Problemas con la luz, el gas y los caminos.
Preocupación empresaria por las deficiencias estructurales.
Los productores agropecuarios de Tucumán opinan que el Gobierno debería generar el ámbito adecuado para el normal desenvolvimiento de la actividad económica.
El sector agroindustrial tucumano fue, a lo largo de las últimas décadas, uno de los pilares básicos de la economía provincial, generador de mano de obra genuina, de divisas tangibles y de una fuente inagotable de recursos que lo convirtieron en el motor de la economía provincial. Quien niegue esto, no conoce la verdadera realidad de la economía tucumana.

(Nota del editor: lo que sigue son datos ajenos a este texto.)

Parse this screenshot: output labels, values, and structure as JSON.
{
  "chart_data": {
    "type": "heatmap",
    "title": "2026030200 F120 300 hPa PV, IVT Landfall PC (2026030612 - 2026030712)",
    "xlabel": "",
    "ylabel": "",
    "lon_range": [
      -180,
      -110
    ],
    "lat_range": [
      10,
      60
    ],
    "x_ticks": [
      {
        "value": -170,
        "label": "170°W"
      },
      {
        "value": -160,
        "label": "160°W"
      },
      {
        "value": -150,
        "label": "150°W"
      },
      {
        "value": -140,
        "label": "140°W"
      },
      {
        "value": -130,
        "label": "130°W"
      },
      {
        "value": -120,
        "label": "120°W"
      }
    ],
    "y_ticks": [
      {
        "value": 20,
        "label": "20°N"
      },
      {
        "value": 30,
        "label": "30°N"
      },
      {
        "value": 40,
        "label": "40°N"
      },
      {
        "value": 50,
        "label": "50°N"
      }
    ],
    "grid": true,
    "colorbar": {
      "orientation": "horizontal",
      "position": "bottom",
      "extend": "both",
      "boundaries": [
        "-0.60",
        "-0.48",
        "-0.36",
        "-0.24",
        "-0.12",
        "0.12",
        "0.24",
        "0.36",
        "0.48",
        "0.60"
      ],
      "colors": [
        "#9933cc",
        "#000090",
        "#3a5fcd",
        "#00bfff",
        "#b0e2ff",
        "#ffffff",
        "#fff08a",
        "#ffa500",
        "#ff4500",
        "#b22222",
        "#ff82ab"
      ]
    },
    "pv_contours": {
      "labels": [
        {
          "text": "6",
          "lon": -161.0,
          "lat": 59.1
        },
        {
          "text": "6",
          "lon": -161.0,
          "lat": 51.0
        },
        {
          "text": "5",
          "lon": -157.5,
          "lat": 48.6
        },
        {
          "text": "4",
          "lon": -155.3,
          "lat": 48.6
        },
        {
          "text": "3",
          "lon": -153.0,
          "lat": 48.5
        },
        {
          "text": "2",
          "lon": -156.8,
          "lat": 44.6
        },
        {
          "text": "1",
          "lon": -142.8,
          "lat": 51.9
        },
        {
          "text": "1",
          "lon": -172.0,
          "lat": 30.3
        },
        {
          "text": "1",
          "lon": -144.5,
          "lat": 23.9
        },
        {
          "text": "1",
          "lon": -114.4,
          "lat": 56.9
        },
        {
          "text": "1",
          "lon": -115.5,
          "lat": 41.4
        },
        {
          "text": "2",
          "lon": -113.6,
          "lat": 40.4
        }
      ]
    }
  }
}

Pero lamentablemente en los últimos años, la agroindustria ha experimentado un elevado nivel de pérdida de competitividad ante la falta de políticas agropecuarias y de inversiones en infraestructura por parte de los Estados provincial y nacional, que lo hicieron enfrentarse con un escenario complejo e impredecible, en el que se requerían importantes decisiones, capaces de asegurar un futuro sin conflictos y que debieron ser acometidas con energía y urgencia.
Hace unos años atrás era imposible pensar cómo, en una provincia donde se encontraba enclavado el polo citrícola más importante del mundo, dicha actividad pudiera quedar paralizada ante una faltante segura de gas industrial que complicaría el normal funcionamiento de sus fábricas. También era impensable pensar que una empresa multinacional distribuidora de energía eléctrica radicada en Tucumán pudiera correr el riesgo de verse colapsada ante la faltante de ese mismo gas y, por consiguiente, disminuir o suspender la distribución de energía eléctrica con la gravedad que esto conllevaría.